Social Digital Twins: A Public Sector Adoption Blueprint

Fujitsu / July 30, 2025

Governments around the world face a growing list of interdependent challenges, from aging populations and urban congestion to climate resilience and economic inequality. To respond effectively, public institutions need tools that mirror the complexity of modern society. Enter the Social Digital Twin (SDT), an emerging class of simulation technology that enables policymakers to model, predict, and improve outcomes across social systems.

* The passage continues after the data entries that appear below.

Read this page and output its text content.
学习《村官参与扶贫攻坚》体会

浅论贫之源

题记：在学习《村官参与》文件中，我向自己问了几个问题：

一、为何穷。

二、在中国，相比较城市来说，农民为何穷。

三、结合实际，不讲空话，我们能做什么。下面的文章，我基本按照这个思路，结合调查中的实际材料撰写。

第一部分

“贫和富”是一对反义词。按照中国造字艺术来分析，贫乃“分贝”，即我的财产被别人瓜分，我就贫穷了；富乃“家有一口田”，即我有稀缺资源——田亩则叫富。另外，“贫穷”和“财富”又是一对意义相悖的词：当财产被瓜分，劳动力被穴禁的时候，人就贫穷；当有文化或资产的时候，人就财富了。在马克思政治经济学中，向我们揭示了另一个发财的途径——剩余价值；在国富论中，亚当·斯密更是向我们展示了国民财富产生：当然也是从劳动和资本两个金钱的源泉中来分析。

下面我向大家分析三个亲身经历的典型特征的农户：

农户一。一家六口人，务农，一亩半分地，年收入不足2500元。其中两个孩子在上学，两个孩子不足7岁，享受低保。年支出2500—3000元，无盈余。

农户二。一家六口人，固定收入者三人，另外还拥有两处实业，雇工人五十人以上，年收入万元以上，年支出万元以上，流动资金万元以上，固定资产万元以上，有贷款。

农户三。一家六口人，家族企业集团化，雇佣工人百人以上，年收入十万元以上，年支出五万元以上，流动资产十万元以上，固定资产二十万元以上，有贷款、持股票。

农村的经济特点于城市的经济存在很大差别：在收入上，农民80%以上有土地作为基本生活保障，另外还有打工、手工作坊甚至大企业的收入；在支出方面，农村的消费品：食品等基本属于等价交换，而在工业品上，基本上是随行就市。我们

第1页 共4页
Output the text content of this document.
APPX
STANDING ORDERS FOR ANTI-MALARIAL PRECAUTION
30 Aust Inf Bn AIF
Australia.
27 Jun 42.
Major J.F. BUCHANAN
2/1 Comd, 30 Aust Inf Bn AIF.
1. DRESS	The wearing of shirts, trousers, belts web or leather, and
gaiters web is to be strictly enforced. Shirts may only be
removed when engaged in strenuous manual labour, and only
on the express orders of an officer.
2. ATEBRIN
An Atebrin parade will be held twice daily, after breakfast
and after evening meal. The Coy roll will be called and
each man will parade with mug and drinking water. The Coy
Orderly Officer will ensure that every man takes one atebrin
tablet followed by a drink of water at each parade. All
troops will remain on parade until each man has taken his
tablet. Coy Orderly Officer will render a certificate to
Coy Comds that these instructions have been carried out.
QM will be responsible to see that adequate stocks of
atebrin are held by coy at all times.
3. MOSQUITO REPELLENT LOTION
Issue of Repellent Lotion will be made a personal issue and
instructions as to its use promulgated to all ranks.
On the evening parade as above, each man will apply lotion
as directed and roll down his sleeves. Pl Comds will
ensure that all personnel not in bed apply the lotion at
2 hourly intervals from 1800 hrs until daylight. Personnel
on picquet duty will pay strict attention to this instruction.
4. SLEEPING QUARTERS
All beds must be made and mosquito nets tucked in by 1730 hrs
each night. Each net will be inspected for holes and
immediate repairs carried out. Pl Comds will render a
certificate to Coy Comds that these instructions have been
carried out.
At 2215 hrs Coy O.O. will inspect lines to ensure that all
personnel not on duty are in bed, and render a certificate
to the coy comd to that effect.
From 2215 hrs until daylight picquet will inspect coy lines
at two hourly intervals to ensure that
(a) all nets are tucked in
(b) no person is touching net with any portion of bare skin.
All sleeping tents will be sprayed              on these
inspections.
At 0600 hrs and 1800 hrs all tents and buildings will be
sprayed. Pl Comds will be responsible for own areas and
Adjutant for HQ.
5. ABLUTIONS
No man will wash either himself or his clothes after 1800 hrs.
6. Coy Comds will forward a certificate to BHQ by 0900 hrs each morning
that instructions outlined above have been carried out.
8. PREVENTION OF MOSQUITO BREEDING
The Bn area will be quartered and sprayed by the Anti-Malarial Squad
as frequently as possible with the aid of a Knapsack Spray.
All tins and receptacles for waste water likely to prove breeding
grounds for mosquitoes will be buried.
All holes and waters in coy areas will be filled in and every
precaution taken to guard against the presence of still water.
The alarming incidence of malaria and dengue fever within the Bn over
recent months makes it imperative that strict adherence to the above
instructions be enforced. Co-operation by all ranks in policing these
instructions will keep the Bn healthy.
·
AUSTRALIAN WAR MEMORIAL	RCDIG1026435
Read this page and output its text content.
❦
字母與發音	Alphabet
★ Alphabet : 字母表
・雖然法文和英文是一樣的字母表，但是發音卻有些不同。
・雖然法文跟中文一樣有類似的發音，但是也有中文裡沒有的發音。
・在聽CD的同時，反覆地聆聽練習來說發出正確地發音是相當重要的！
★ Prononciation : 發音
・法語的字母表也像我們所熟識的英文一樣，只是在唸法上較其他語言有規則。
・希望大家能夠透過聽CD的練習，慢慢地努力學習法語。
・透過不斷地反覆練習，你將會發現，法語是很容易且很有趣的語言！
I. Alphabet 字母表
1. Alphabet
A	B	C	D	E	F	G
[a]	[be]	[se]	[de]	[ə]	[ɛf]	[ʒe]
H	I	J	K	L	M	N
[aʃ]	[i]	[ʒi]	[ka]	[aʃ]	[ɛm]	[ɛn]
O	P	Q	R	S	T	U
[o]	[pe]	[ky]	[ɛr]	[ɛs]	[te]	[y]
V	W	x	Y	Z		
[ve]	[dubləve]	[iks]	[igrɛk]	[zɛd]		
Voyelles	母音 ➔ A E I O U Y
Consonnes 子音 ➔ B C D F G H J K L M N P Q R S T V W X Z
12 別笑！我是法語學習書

Pioneered by organizations like Fujitsu, Social Digital Twins represent more than a technological leap. They embody a new way of understanding how policies shape the lived experiences of citizens before those policies are enacted. But to realize their full potential, governments need more than access to new tools; they need a strategic framework for responsible, scalable adoption.

What Are Social Digital Twins?

While traditional digital twins focus on physical assets replicating aircraft engines, power grids, or buildings, Social Digital Twins expand this concept to model the interplay between people, institutions, and infrastructure.

Fujitsu defines Social Digital Twins as dynamic digital representations of societal systems that integrate behavioral, environmental, and institutional data to simulate real-world outcomes. These models are designed not just to describe the present, but to explore alternative futures, helping leaders visualize the impact of policies across domains such as health, mobility, public safety, and climate.

In contrast to conventional decision-making, which often relies on historical data and assumptions, SDTs enable real-time, scenario-based simulations. Policymakers can test ideas in a safe, virtual environment, anticipating ripple effects and adjusting interventions for greater impact and equity.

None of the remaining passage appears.